Do Eastern Catholic Churches remember the Pope’s name in their Qurbana or just the names of the Heads of their particular churches ? The story of Syro Malabar Church is different. SMC has been functioning as mere Roman Catholic dioceses with a different rite until only in 1996 when it was recognised as a Sui iuris Church with Major Arch Bishop as the Head of the Church. As SMC did not have a Father and head of the Church on its own, they remembered the Pope in the Qurbana. That may not be the case for other Eastern Catholic Churches.
After the Synod of Diamper, even though the Synod anathematised the Chaldean Patriarch (wrongly), the Saint Thomas Christians continued to remember the Patriarch’s name in the Qurbana along with the Pope’s name! Even the Syro Malabar Church continued to remember the Chaldean Patriarch’s name along with the Pope’s name in the Qurbana until recently in AD 1962 !
Realising that many of the decisions of the Synod of Diamper was unbearable to Saint Thomas’ Christians, Arch Bishop Roz convened a Synod at Angamali in 1603 to make amendments. In 1606, further relaxations to the Angamli Synod by making the Rozian statutes in AD 1606. Usage of the Patriarch’s name continued probably due to these relaxations.
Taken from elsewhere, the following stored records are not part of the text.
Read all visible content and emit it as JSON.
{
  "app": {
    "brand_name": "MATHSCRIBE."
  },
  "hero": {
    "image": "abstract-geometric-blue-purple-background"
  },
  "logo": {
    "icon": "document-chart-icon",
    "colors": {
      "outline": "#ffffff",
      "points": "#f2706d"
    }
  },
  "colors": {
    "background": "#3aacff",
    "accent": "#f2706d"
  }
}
During the time of Mar Jacob Abuna (1504- 1552), we were not in communion with the Roman Church, but Saint Francis Xavier has attested that Mar Jacob was in conformity with the Roman Church. It was during the time of Joseph Sulaqa(1555-1568) that Latin vestments were introduced among saint Thomas’ Christians and usage of unleavened bread for Eucharist. Mar Abraham (1568-1597) introduced Gregorian calendar as in Latin rite and banned marriage of Priests after ordination by his Synod of Angamali in 1583. But Mar Abraham resisted the decisions of the Goan Synod in 1585 which decided to translate the Latin liturgy into Syriac for saint Thomas Christians and to introduce celibacy for all priests.
So, the history of Saint Thomas’ Christians during AD 1555 period and after is very fluctuant. Pazhayacoor was separated from the Chaldean Patriarch forcefully and kept under the Roman Curia with arrangements to continue East Syriac liturgy and rites as modified by the missionaries. The laity and Priests continued the fight for restoration of the ancient Syro Chaldeac rite and even until 1900s, for restoration of connections to Chaldean Church. We can see Mar Thomas Rokos and Elias Melus arrived here on the request of the Catholic Syriac Nasranis. I think it was only after the native Prelates took over the leadership that they wanted to become independent of Chaldean Church and get rid of the Syriac traditions.